[Bards] "Vivat Ghastly Malapropism!"
wolfpaws at mac.com
Wed Jun 13 04:12:46 PDT 2007
>> I am a little confused. Vivat Rex is OK being in the same language
>> but Vivat King would be wrong?
> That's half of it, yes. "Vivat Rex" is a well-formed Latin sentence.
> "Vivat King" is not proper Latin or proper English or proper
> anything else.
Hmm. I'm sure that usage on formal occasions would use language that
was more formal (although I've not done any research on that
subject.) But a wrinkle on that would be-- that mixing Latin and a
vernacular language together was a widespread practice in songs and
literature. Occasionally you even have someone sticking Latin
declension endings onto English words. And almost every manuscript
I've seen written in English has at least a few words of Latin tucked
in here and there, even if it's just the instructions to the book
The Carmina Burena is chock full of bi-lingual pieces (they call them
"macaronic poetry.") Harley 913 (the one I'm working with for my
thesis) is also chock full of macaronic songs. They often are not
printed in editions of the manuscript though because while educated
people in 14th century England were TRI-lingual (Latin, Norman
French, and English), modern English speakers are not. So there is
much less market for works that have more than one language used, so
they tend to be omitted from collections, while their more homogenous
cousins (like Summer is a Comin' In) get reprinted.

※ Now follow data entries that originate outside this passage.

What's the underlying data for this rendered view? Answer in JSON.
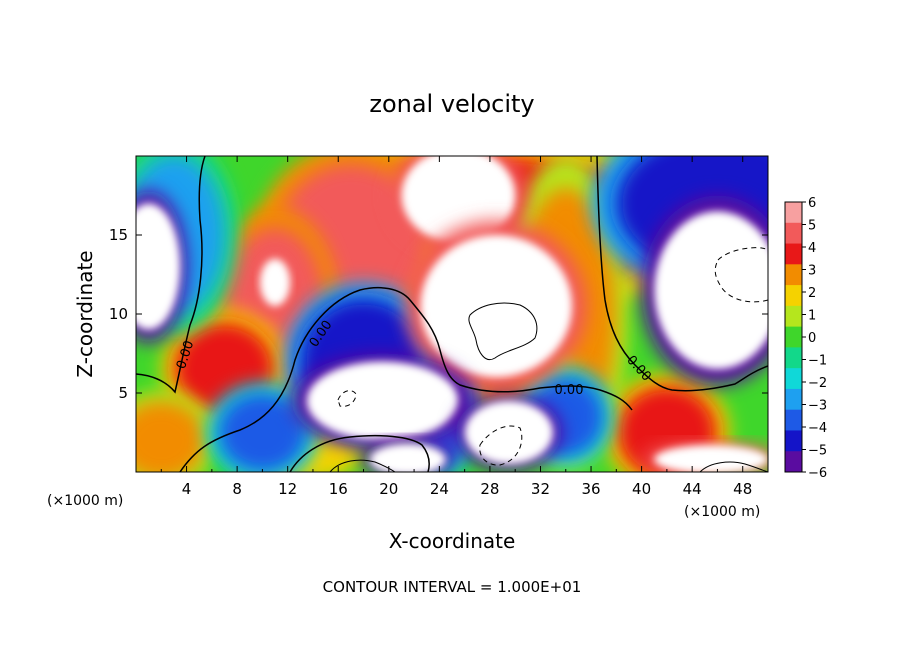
{
  "chart_data": {
    "type": "heatmap",
    "title": "zonal velocity",
    "xlabel": "X-coordinate",
    "ylabel": "Z-coordinate",
    "x_unit_left": "(×1000 m)",
    "x_unit_right": "(×1000 m)",
    "footer": "CONTOUR INTERVAL = 1.000E+01",
    "xlim": [
      0,
      50
    ],
    "ylim": [
      0,
      20
    ],
    "xticks": [
      4,
      8,
      12,
      16,
      20,
      24,
      28,
      32,
      36,
      40,
      44,
      48
    ],
    "yticks": [
      5,
      10,
      15
    ],
    "colorbar": {
      "min": -6,
      "max": 6,
      "ticks": [
        6,
        5,
        4,
        3,
        2,
        1,
        0,
        -1,
        -2,
        -3,
        -4,
        -5,
        -6
      ],
      "tick_labels": [
        "6",
        "5",
        "4",
        "3",
        "2",
        "1",
        "0",
        "−1",
        "−2",
        "−3",
        "−4",
        "−5",
        "−6"
      ],
      "colors_high_to_low": [
        "#f7a0a0",
        "#f25a5a",
        "#e81818",
        "#f28c00",
        "#f5d200",
        "#b5e61d",
        "#3fd62b",
        "#12d88a",
        "#10d8d8",
        "#1ea0f0",
        "#1e5ae6",
        "#1414c8",
        "#5a0ca0"
      ]
    },
    "contour_labels": [
      "0.00",
      "0.00",
      "0.00",
      "0.00"
    ],
    "regions": [
      {
        "kind": "warm",
        "value": 4.2,
        "x": 28.0,
        "z": 15.5,
        "rx": 14.0,
        "rz": 4.5
      },
      {
        "kind": "warm",
        "value": 4.8,
        "x": 17.0,
        "z": 14.5,
        "rx": 6.0,
        "rz": 5.0
      },
      {
        "kind": "warm",
        "value": 5.0,
        "x": 11.0,
        "z": 10.5,
        "rx": 4.0,
        "rz": 5.0
      },
      {
        "kind": "warm",
        "value": 3.5,
        "x": 34.0,
        "z": 10.0,
        "rx": 4.0,
        "rz": 8.0
      },
      {
        "kind": "warm",
        "value": 4.5,
        "x": 7.0,
        "z": 6.5,
        "rx": 4.0,
        "rz": 3.0
      },
      {
        "kind": "warm",
        "value": 3.0,
        "x": 2.0,
        "z": 2.0,
        "rx": 3.5,
        "rz": 2.5
      },
      {
        "kind": "warm",
        "value": 3.2,
        "x": 28.0,
        "z": 6.5,
        "rx": 5.0,
        "rz": 2.0
      },
      {
        "kind": "warm",
        "value": 4.5,
        "x": 42.0,
        "z": 2.5,
        "rx": 4.0,
        "rz": 3.0
      },
      {
        "kind": "warm",
        "value": 2.0,
        "x": 13.0,
        "z": 1.2,
        "rx": 5.0,
        "rz": 1.8
      },
      {
        "kind": "cool",
        "value": -4.8,
        "x": 46.0,
        "z": 17.0,
        "rx": 8.0,
        "rz": 4.5
      },
      {
        "kind": "cool",
        "value": -3.0,
        "x": 3.0,
        "z": 15.0,
        "rx": 4.0,
        "rz": 5.0
      },
      {
        "kind": "cool",
        "value": -4.5,
        "x": 18.0,
        "z": 7.0,
        "rx": 5.0,
        "rz": 4.0
      },
      {
        "kind": "cool",
        "value": -3.5,
        "x": 24.5,
        "z": 4.0,
        "rx": 2.0,
        "rz": 3.5
      },
      {
        "kind": "cool",
        "value": -4.2,
        "x": 34.0,
        "z": 3.5,
        "rx": 3.0,
        "rz": 2.5
      },
      {
        "kind": "cool",
        "value": -4.0,
        "x": 10.0,
        "z": 2.5,
        "rx": 3.5,
        "rz": 2.5
      },
      {
        "kind": "white",
        "value": 7,
        "x": 25.5,
        "z": 17.5,
        "rx": 4.5,
        "rz": 3.0
      },
      {
        "kind": "white",
        "value": 7,
        "x": 28.5,
        "z": 10.5,
        "rx": 6.0,
        "rz": 4.5
      },
      {
        "kind": "white",
        "value": 7,
        "x": 11.0,
        "z": 12.0,
        "rx": 1.2,
        "rz": 1.5
      },
      {
        "kind": "white",
        "value": -7,
        "x": 46.0,
        "z": 11.5,
        "rx": 5.0,
        "rz": 5.0
      },
      {
        "kind": "white",
        "value": -7,
        "x": 1.0,
        "z": 13.0,
        "rx": 2.5,
        "rz": 4.0
      },
      {
        "kind": "white",
        "value": -7,
        "x": 19.5,
        "z": 4.5,
        "rx": 6.0,
        "rz": 2.5
      },
      {
        "kind": "white",
        "value": -7,
        "x": 29.5,
        "z": 2.5,
        "rx": 3.5,
        "rz": 2.0
      },
      {
        "kind": "white",
        "value": -7,
        "x": 21.5,
        "z": 0.8,
        "rx": 3.0,
        "rz": 1.0
      },
      {
        "kind": "white",
        "value": 7,
        "x": 45.5,
        "z": 0.8,
        "rx": 4.5,
        "rz": 0.9
      }
    ]
  }
}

A piece everyone might be familiar with is The Agincourt Carol, which
mixes lines of Latin and English. (Although in a very tidy way,
rather than making it into doggerel.) It is thought that the carol
was possibly sung in secular processions for Henry V.
Owre kynge went forth to Normandy,
With grace and myyt of chivalry;
The God for hym wrouyt marvelously,
Wherefore Englonde may calle, and cry
Deo gratias Anglia redde pro victoria.
Anyway, all that to say that our modern sensibilities are often more
tender about things like that than a medieval person's would have
been. Mixing languages in the same sentence is complete and utter
doggerel in the modern world, but without looking closer at Medieval
texts, I'd be hard pressed to assert that it was never done in period.
My, what interesting discussions there have been on the list lately!